Councilwoman Margarita Lopez, a long-time activist in the four-year fight to reclaim the old P.S. 64 building from developer Gregg Singer, announced a remarkable victory to a cheering crowd of Lower East Side residents at a Dec. 15 community meeting.
“Today, Mr. Singer’s request for a permit to demolish and build a dorm tower was disapproved by the city,” she said, as the meeting of about 50 local citizens whistled and clapped in the auditorium of the new P.S. 64 school on E 10th St., one block from the original building on E 9th St.
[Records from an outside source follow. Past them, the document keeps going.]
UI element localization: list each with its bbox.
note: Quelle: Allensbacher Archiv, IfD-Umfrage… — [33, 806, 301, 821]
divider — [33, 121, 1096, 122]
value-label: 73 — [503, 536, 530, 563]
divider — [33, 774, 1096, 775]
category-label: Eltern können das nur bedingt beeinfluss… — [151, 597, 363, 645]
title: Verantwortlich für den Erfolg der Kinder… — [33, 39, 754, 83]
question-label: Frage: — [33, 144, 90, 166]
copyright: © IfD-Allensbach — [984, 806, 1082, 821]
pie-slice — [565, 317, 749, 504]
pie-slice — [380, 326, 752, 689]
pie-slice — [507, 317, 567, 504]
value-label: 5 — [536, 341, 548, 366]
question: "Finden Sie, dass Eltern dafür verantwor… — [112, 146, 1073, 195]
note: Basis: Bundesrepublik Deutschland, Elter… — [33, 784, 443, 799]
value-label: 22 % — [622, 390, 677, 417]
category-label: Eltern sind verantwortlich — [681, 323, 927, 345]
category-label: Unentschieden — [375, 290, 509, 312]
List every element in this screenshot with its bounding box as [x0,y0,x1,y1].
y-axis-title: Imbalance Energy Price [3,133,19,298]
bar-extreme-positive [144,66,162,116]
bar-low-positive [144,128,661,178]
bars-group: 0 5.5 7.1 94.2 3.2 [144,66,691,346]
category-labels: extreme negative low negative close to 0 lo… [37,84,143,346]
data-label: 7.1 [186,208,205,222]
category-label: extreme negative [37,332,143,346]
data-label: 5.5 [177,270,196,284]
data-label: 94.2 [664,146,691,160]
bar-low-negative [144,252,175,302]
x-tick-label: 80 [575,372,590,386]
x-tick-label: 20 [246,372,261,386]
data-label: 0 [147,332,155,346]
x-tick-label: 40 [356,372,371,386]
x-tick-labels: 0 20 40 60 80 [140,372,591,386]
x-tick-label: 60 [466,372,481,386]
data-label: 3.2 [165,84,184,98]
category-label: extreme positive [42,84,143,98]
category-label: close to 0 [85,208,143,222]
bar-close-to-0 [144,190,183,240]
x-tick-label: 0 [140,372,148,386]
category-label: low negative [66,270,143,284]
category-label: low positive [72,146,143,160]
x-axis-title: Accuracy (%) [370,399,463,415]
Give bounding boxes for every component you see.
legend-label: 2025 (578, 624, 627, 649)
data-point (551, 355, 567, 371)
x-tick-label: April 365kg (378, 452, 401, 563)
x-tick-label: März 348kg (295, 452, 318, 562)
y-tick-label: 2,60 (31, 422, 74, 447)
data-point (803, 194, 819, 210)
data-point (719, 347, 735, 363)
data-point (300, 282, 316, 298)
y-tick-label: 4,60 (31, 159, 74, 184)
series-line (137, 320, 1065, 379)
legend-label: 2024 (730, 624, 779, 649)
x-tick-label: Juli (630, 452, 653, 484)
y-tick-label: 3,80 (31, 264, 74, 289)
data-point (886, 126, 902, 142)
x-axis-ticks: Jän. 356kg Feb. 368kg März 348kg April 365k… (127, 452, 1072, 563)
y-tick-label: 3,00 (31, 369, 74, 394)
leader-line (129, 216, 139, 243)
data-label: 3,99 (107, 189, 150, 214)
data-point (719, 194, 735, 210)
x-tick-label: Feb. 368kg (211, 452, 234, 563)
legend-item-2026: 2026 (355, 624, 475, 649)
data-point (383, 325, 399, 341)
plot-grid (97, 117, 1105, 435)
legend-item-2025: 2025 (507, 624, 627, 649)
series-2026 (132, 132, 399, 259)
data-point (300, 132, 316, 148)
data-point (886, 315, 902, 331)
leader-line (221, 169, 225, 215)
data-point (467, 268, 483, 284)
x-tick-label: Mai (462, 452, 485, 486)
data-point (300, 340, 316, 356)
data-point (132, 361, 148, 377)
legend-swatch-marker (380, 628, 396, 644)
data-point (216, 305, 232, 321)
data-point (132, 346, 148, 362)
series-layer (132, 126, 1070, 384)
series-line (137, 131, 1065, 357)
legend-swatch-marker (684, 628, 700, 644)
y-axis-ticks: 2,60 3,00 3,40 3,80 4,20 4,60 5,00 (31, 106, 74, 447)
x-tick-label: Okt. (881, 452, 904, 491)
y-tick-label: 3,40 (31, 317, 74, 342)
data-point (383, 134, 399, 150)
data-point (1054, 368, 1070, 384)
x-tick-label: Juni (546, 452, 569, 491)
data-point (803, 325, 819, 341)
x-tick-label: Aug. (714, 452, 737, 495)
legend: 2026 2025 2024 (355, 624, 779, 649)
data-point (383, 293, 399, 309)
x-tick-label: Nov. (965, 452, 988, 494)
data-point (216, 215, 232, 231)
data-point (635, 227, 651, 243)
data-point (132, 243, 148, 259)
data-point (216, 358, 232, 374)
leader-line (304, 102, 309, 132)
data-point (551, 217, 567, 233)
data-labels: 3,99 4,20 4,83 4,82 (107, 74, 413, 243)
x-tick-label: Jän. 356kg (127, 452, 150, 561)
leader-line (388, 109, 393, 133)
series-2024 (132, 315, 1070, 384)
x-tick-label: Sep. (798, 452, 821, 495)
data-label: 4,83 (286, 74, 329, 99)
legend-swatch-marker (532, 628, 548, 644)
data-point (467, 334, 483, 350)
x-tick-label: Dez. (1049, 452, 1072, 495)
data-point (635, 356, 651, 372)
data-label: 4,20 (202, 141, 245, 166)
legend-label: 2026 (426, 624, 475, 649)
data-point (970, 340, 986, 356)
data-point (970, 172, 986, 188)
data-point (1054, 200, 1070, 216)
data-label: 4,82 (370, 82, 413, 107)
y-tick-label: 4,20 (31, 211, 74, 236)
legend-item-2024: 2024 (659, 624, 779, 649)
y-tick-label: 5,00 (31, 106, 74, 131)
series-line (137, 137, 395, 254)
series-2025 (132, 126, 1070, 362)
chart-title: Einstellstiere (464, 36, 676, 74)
Singer was unavailable for comment.
The controversy surrounding the old P.S. 64 building began in 1998 when Singer bought the property for $3.15 million at a city auction. After a prolonged court battle, Singer succeeded in evicting “CHARAS/El Bohio,” the arts and community center that had resided there for more than two decades.
Last March, Singer announced plans to build a 23-story student residency on the site, angering many community groups and local citizens.
In response to Singer’s plans, activists at the East Village Community Coalition (EVCC) compiled a history of the old P.S. 64 school in an attempt to highlight the historic importance of the building and encourage the New York City Landmarks Preservation Committee to place P.S. 64 on the landmark registry, a move that would permanently protect the almost 100-year-old building, built by renowned architect C.B.J. Snyder.
The EVCC documented its vibrant past in a report titled, “The Significant History of Public School 64,” which reveals that P.S. 64 alumni include songwriter Yip Harburg (“Somewhere Over the Rainbow”) and actor Sam Levene. The report also noted that Elizabeth Irwin, famous educator and creator of IQ tests, worked at the school from 1912 to 1921.
In the 1960s and 1970s, the school fell into disrepair and was closed, and was soon taken over by drug dealers. In the late 1970s, a group of young Latinos who called themselves CHARAS began building it into the community center that it remained until the 1998 auction.
“It is important to save this building not just for the architectural preciousness of it, but also because it is a landmark for the community,” said Lopez, emphasizing there was much work to be done despite the victory.
“I will go to Congress and apply for $1 million for this institution,” Congresswoman Nydia Velazquez told the meeting, “but I must go to them with a specific plan for what we want to do.